Durante l'undicesima edizione della Festa del Cinema di Roma (terminata pochi giorni fa), è stato proiettato fuori concorso, ma con l'aspettativa di un piccolo evento da non perdere, il cortometraggio Coco, diretto da Veronica Succi.
Trattandosi di uno spin-off del più ambizioso progetto Parvus, il corto è stato apprezzato come un lavoro accurato e lucido sia nella scrittura, che nella messa in scena. E grandi meriti vanno attribuiti alla regista Veronica Succi e a Federico Rosati, nella duplice veste di attore e produttore. I quali sono stati interpellati per rispondere ad alcuni quesiti.
In che modo nasce l'idea per Coco, questo personaggio così fuori dagli schemi?
Veronica Succi: L'idea di inserire nella storia di Parvus una coprotagonista transessuale, proviene dal racconto del pedofilo che ho incontrato a venticinque anni. Affermava che l'unica persona da cui si sentiva ascoltato e accolto, era una trans. La storia di Coco, rappresentata nel cortometraggio, è tratta da una storia vera. Rappresenta una situazione emblematica del problema dell'abuso e delle ferite che lascia sulla pelle di qualsiasi individuo, ma anche la capacità dell'uomo di divenire persona e di riscattare la propria vita da un vissuto devastante attraverso l'arte. Il nome Coco e il suo temperamento sono ispirati ad una parrucchiera messicana, molto esuberante e stravagante, che ho conosciuto ad Inglewood (Los Angeles).
L''elemento artistico' nel film va interpretato come uno strumento di denuncia e di lotta contro aberrazioni sociali come la pedofilia?
V.S.: Ritengo che nell'elemento artistico risieda la giusta chiave per denunciare in modo efficace gravi problematiche sociali. Quando ho iniziato a pensare di scrivere Parvus, la mia paura più grande era quella di rappresentare la realtà, così com'era. Mi riempivo di tensione al solo pensiero. Poi ho capito che potevo raccontare una storia del genere soltanto attraverso un approccio artistico, per non cadere nello scioccante o nella semplice comunicazione della notizia. Oltre alla necessità di comunicare la presenza di organizzazioni internazionali pro pedofilia, avevo la percezione che la semplice notizia giornalistica non potesse approfondire le sfumature emotive che accompagnano questo problema, sia dalla parte della vittima, che del carnefice.
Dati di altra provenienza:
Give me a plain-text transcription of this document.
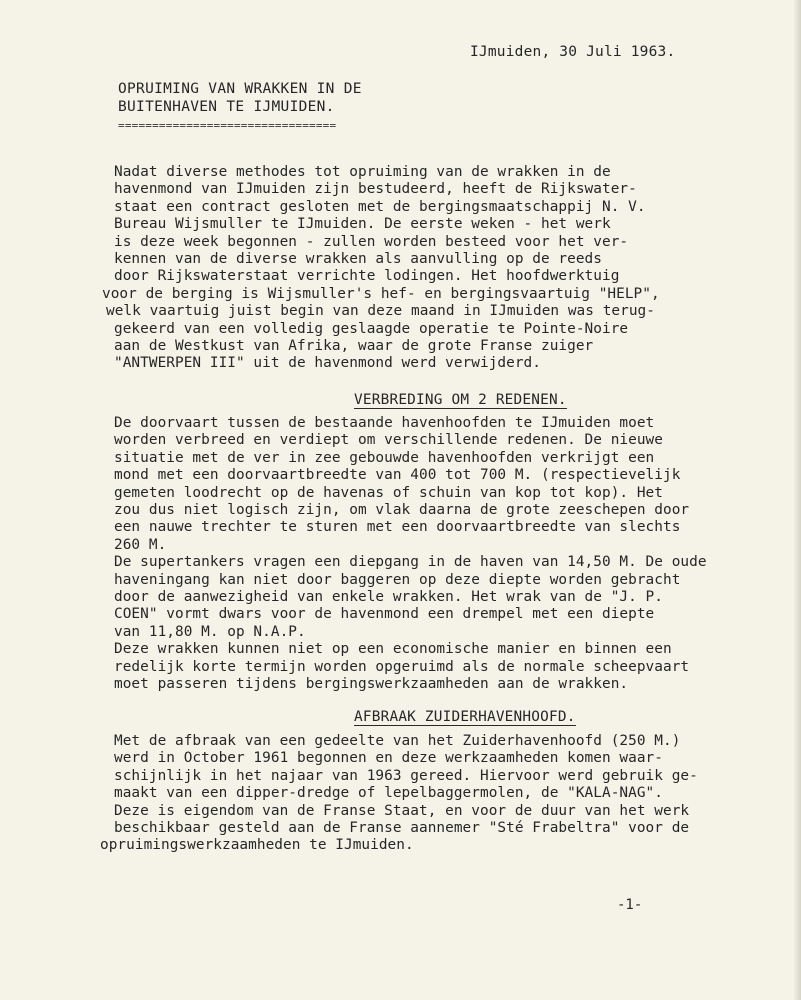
IJmuiden, 30 Juli 1963.
OPRUIMING VAN WRAKKEN IN DE
BUITENHAVEN TE IJMUIDEN.
================================
Nadat diverse methodes tot opruiming van de wrakken in de
havenmond van IJmuiden zijn bestudeerd, heeft de Rijkswater-
staat een contract gesloten met de bergingsmaatschappij N. V.
Bureau Wijsmuller te IJmuiden. De eerste weken - het werk
is deze week begonnen - zullen worden besteed voor het ver-
kennen van de diverse wrakken als aanvulling op de reeds
door Rijkswaterstaat verrichte lodingen. Het hoofdwerktuig
voor de berging is Wijsmuller's hef- en bergingsvaartuig "HELP",
welk vaartuig juist begin van deze maand in IJmuiden was terug-
gekeerd van een volledig geslaagde operatie te Pointe-Noire
aan de Westkust van Afrika, waar de grote Franse zuiger
"ANTWERPEN III" uit de havenmond werd verwijderd.
VERBREDING OM 2 REDENEN.
De doorvaart tussen de bestaande havenhoofden te IJmuiden moet
worden verbreed en verdiept om verschillende redenen. De nieuwe
situatie met de ver in zee gebouwde havenhoofden verkrijgt een
mond met een doorvaartbreedte van 400 tot 700 M. (respectievelijk
gemeten loodrecht op de havenas of schuin van kop tot kop). Het
zou dus niet logisch zijn, om vlak daarna de grote zeeschepen door
een nauwe trechter te sturen met een doorvaartbreedte van slechts
260 M.
De supertankers vragen een diepgang in de haven van 14,50 M. De oude
haveningang kan niet door baggeren op deze diepte worden gebracht
door de aanwezigheid van enkele wrakken. Het wrak van de "J. P.
COEN" vormt dwars voor de havenmond een drempel met een diepte
van 11,80 M. op N.A.P.
Deze wrakken kunnen niet op een economische manier en binnen een
redelijk korte termijn worden opgeruimd als de normale scheepvaart
moet passeren tijdens bergingswerkzaamheden aan de wrakken.
AFBRAAK ZUIDERHAVENHOOFD.
Met de afbraak van een gedeelte van het Zuiderhavenhoofd (250 M.)
werd in October 1961 begonnen en deze werkzaamheden komen waar-
schijnlijk in het najaar van 1963 gereed. Hiervoor werd gebruik ge-
maakt van een dipper-dredge of lepelbaggermolen, de "KALA-NAG".
Deze is eigendom van de Franse Staat, en voor de duur van het werk
beschikbaar gesteld aan de Franse aannemer "Sté Frabeltra" voor de
opruimingswerkzaamheden te IJmuiden.
-1-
Per far capire a fondo la problematica al pubblico avevo bisogno di emozionare, ed è a questo punto che l'elemento artistico ha assunto un ruolo fondamentale, poiché mi ha permesso di raccontare questa realtà, rendendola colorata, bizzarra, accessibile e ricca di contenuto.
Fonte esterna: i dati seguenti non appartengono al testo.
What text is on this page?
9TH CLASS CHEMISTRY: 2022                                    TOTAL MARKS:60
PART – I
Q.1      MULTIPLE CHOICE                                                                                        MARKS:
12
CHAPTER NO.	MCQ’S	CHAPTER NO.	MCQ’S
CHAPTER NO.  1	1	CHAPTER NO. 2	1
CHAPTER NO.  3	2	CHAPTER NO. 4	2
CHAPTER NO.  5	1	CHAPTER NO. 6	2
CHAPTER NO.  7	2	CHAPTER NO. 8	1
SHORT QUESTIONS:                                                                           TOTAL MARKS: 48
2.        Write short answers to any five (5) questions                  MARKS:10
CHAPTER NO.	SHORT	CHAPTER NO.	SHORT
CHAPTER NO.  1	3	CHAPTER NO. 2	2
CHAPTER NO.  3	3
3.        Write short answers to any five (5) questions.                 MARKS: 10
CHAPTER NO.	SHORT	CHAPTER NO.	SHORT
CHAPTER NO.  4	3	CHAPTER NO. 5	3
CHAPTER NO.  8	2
Rivedremo il personaggio di Coco in Parvus?
V.S.: In Parvus, il personaggio di Coco rappresenterà l'ironia, l'umanità e la forza della vita che vince su tutto. Sarà uno dei pilastri della storia, mostrerà l'aspetto umano di ciascuno di noi e la nostra capacità di amare gli altri, oltre il limite della ragione.
Il tuo personaggio sembra uscito fuori da un “poliziottesco” anni Sessanta: hai preso spunto da qualche altro personaggio?
Francesco Rosati: In realtà, il mio personaggio non ha nulla a che vedere con un poliziottesco né con gli anni Sessanta, e non mi sono ispirato ad alcun personaggio in particolare. Qui volevo semplicemente incarnare il male assoluto, apparire biblicamente repellente. Come il serpente tentatore, il diavolo in carne ed ossa. Da qui, la lingua del mio personaggio che vortica tra le labbra ogni qual volta sta per attaccare o si trova dinanzi alla sua preda (in questo caso, il piccolo Flavio).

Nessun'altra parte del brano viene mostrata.